4 Bahaya Komplikasi Infeksi Cacing Pita pada Tubuh, Ditambah Cara Menghindarinya

Cacing pita bisa masuk ke tubuh dan menyebabkan penyakit. Dalam bahasa kedokteran, infeksi cacing pita disebut dengan Taeniasis. Lantas, apa akibatnya saat cacing pita masuk ke tubuh? Sejauh mana bahayanya bagi tubuh?

Bagaimana cacing pita masuk ke tubuh manusia?

Ada dua jenis parasit utama yang menyebabkan infeksi cacing pita: Taenia Saginata yang berasal dari sapi dan Taenia solium yang berasal dari babi. Parasit ini bisa masuk ke tubuh manusia melalui daging yang terkontaminasi atau daging yang tidak dimasak dengan benar.

Setelah makanan dicerna, kepala cacing pita akan menempel kuat padanya dinding usus kecil manusia. Cacing ini kemudian tumbuh dan berkembang biak dengan menyerap nutrisi dari makanan yang Anda makan sehari-hari. Parasit ini kemudian mengeluarkan telur dan ditumpahkan untuk dikeluarkan bersama feses.

Penderita taeniasis biasanya tidak merasakan gejala apapun. Makanya banyak yang sudah sakit tapi tidak menyadarinya. Namun, gejala awal yang mungkin muncul dari taeniasis adalah mual, lemah, nafsu makan menurun, dan diare.

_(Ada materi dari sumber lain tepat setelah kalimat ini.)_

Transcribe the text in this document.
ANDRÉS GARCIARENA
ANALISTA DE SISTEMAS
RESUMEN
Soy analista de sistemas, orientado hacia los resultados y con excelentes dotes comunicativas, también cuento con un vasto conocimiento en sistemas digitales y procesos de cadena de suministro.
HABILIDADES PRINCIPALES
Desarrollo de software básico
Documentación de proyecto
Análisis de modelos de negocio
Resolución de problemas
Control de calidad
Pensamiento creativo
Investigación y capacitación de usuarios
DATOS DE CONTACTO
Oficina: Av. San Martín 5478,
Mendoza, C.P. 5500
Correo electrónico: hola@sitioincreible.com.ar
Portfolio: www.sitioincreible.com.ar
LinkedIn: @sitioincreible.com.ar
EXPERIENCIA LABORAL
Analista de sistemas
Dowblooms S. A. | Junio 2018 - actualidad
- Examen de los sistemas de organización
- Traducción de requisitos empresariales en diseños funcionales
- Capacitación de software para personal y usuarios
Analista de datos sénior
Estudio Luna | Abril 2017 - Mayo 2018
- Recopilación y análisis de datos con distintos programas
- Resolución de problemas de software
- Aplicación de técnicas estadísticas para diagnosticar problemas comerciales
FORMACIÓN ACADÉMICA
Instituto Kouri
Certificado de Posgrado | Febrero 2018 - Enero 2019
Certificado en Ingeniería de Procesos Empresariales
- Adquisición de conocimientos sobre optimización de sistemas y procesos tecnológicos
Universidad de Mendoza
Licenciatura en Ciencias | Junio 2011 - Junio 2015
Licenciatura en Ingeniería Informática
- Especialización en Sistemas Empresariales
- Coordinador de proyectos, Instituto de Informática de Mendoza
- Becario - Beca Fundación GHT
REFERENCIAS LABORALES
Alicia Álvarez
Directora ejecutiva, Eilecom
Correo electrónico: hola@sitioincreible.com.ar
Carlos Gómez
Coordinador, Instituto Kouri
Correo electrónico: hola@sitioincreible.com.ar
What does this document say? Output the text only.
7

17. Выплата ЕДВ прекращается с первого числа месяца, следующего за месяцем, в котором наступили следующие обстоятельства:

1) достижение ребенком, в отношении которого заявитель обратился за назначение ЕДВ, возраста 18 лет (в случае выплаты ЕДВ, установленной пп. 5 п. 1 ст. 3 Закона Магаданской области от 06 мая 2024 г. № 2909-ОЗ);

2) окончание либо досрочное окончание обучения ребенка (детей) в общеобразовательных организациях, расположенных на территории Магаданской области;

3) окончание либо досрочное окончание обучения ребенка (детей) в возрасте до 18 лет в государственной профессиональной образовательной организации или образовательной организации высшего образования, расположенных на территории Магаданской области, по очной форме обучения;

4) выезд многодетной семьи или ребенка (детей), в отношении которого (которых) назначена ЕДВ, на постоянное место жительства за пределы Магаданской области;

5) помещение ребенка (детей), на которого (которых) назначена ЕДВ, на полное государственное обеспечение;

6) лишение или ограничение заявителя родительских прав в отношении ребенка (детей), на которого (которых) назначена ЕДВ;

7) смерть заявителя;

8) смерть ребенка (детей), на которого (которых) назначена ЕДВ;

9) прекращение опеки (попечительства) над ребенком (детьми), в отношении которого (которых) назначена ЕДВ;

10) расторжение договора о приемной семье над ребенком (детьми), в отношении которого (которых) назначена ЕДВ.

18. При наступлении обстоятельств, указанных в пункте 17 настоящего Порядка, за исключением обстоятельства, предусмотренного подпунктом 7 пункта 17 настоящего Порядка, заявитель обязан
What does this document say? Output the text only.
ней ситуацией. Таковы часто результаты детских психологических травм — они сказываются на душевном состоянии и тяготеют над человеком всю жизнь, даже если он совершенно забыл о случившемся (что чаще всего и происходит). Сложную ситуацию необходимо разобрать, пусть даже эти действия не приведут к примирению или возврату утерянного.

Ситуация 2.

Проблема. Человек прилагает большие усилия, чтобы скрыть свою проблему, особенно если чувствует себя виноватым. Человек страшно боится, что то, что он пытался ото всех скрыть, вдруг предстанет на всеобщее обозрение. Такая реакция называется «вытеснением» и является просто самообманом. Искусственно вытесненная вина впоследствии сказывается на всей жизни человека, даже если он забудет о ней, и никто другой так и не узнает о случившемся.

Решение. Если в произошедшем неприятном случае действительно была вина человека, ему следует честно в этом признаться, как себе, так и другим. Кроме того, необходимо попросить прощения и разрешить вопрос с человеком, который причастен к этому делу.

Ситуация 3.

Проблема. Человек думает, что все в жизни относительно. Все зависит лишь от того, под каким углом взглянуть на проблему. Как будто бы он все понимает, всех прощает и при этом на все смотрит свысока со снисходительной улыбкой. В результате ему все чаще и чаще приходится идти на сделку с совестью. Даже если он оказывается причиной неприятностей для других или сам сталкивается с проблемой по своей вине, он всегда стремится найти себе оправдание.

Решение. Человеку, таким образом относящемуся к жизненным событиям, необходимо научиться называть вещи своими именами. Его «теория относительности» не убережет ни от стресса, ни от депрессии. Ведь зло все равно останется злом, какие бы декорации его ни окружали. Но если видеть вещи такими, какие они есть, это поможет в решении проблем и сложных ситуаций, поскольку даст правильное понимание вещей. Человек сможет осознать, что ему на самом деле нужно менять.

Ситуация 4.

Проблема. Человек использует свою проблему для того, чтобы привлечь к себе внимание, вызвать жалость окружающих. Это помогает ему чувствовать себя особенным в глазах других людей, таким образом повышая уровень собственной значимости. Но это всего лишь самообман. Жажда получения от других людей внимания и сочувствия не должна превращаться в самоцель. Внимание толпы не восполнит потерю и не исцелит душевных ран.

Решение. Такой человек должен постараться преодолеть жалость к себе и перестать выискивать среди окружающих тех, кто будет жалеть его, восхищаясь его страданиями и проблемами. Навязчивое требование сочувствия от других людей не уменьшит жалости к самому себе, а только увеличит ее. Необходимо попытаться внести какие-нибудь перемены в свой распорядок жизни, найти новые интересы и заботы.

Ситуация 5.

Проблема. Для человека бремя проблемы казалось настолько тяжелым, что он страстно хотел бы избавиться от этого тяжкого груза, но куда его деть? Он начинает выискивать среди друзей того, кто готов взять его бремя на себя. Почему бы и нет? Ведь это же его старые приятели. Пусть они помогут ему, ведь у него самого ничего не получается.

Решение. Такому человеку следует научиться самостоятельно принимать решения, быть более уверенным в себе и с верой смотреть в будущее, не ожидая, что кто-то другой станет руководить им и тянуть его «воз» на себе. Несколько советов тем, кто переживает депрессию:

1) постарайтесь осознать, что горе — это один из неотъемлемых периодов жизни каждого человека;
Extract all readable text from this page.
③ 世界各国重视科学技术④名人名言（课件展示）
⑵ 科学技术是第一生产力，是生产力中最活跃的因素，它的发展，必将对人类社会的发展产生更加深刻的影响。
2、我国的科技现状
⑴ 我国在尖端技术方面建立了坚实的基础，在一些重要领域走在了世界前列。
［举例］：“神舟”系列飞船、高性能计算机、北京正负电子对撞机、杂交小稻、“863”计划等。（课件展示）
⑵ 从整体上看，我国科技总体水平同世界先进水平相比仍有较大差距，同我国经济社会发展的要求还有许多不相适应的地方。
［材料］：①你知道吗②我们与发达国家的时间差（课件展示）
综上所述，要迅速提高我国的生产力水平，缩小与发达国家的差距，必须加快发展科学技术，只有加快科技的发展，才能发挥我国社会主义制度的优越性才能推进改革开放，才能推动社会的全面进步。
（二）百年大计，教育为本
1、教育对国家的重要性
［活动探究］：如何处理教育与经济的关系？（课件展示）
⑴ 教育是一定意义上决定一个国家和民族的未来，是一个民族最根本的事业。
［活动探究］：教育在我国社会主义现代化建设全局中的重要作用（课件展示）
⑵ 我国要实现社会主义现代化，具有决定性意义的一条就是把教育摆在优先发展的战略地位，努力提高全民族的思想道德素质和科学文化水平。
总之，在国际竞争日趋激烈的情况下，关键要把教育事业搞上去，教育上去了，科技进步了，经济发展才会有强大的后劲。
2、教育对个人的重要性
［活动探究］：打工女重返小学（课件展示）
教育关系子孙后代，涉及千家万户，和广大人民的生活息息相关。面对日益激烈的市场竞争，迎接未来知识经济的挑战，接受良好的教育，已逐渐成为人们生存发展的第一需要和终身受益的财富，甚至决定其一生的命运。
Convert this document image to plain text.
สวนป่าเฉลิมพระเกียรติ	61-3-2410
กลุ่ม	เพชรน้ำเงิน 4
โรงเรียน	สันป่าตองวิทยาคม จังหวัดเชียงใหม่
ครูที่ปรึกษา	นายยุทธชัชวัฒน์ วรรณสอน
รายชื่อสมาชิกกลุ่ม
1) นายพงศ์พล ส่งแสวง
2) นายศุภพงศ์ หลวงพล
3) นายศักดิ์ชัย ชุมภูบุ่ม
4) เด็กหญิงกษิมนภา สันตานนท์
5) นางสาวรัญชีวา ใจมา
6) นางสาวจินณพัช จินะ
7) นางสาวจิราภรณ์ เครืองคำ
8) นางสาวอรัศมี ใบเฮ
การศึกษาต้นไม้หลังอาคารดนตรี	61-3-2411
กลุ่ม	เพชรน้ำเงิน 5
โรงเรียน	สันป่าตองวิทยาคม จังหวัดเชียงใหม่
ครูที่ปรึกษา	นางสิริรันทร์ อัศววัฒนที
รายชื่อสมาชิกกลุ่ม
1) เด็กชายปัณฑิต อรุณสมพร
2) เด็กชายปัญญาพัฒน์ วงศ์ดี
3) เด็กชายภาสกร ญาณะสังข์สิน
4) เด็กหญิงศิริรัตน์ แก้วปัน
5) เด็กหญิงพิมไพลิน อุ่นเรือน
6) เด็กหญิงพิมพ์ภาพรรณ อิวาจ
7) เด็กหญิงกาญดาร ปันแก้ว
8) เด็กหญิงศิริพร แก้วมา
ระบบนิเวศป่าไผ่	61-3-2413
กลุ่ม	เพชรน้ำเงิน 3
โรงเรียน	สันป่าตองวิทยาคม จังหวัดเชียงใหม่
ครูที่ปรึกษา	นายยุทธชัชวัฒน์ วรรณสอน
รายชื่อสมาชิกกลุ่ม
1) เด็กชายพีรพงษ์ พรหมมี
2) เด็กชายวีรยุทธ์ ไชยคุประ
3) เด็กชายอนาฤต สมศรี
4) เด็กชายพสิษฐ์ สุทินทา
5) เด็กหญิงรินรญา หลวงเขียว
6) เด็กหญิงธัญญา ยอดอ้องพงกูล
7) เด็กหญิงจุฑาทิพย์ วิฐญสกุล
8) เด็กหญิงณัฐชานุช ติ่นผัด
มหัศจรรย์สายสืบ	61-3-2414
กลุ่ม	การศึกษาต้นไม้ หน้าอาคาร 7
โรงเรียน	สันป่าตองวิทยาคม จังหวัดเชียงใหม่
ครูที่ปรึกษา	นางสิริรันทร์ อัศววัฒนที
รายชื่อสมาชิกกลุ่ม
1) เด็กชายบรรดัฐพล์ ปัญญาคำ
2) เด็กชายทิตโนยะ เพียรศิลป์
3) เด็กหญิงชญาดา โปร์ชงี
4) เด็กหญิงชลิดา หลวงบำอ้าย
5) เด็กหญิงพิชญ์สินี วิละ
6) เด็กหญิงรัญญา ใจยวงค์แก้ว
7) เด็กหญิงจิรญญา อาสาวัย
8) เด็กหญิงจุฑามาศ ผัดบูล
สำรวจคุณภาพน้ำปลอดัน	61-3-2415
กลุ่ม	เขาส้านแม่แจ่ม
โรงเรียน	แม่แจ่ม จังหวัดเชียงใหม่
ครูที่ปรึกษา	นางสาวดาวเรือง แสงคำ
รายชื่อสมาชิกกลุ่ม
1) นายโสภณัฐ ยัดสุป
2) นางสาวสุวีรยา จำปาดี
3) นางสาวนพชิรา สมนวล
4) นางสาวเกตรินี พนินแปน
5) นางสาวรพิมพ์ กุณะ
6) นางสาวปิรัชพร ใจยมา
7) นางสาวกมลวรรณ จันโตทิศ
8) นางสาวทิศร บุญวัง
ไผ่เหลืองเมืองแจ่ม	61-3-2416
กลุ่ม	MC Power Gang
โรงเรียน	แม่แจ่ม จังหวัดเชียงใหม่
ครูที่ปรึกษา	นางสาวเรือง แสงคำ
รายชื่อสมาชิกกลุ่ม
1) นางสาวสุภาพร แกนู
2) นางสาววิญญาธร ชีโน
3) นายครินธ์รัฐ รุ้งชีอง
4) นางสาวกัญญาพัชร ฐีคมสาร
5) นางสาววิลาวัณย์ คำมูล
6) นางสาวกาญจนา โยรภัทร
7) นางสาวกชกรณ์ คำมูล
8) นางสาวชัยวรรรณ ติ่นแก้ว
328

Jenis gejala dan tingkat keparahannya akan bergantung pada berapa lama infeksi telah terjadi di dalam tubuh.

Waspadai 4 bahaya infeksi cacing pita pada tubuh

Karena taeniasis umumnya tidak menimbulkan gejala, infeksi ini harus diwaspadai. Pasalnya, larva cacing tersebut dapat bertahan hidup di dalam tubuh manusia hingga 30 tahun.

Semakin banyak infeksi dibiarkan, risiko komplikasi bisa terjadi kapan saja. Jika larva keluar dari usus dan membentuk kista di jaringan lain, infeksi ini dapat menyebabkan kerusakan organ dan jaringan.

1. Alergi

Kista cacing pita bisa pecah dan melepaskan lebih banyak larva di dalam tubuh. Larva ini dapat berpindah dari satu organ ke organ lainnya, membentuk kista tambahan. Kista yang pecah atau bocor dapat menyebabkan reaksi yang mudah dikenali oleh tubuh, seperti alergi, gatal-gatal, bengkak, dan sulit bernafas.

2. Gangguan sistem saraf pusat

Neurocysticercosis adalah komplikasi taeniasis yang terjadi ketika larva berhasil menginfeksi otak. Neurocysticercosis adalah kelainan sistem saraf pusat yang disebabkan oleh kista cacing di otak dan ssumsum tulang belakang. Akibatnya, penderitanya akan mengalami kejang dan merasakan gejala yang mirip tumor otak.

Sedangkan kista tulang belakang dapat menyebabkan penurunan kelemahan umum sehingga penderitanya kesulitan berjalan. Lebih parah lagi, komplikasi infeksi ini bisa menyebabkan meningitis, hidrosefalus, demensia, bahkan kematian.

3. Komplikasi fungsi organ

Selain menginfeksi organ pencernaan, infeksi parasit ini juga dapat keluar dari usus dan menyerang organ tubuh lainnya. Bisa menyebabkan larva parasit yang mencapai jantung aritmia jantung atau mungkin gagal jantung. Sedangkan pada kasus yang jarang terjadi, cacing pita yang menginfeksi mata dapat membentuk lesi mata dan menyebabkan hilangnya penglihatan atau kebutaan.

Tanpa disadari, kista bisa tumbuh dan menyebar ke seluruh tubuh. Akibatnya tekanan pada pembuluh darah menjadi tersumbat dan menyumbat sirkulasi darah. Inilah mengapa pembuluh darah bisa pecah, membutuhkan operasi darurat atau transplantasi organ yang terinfeksi.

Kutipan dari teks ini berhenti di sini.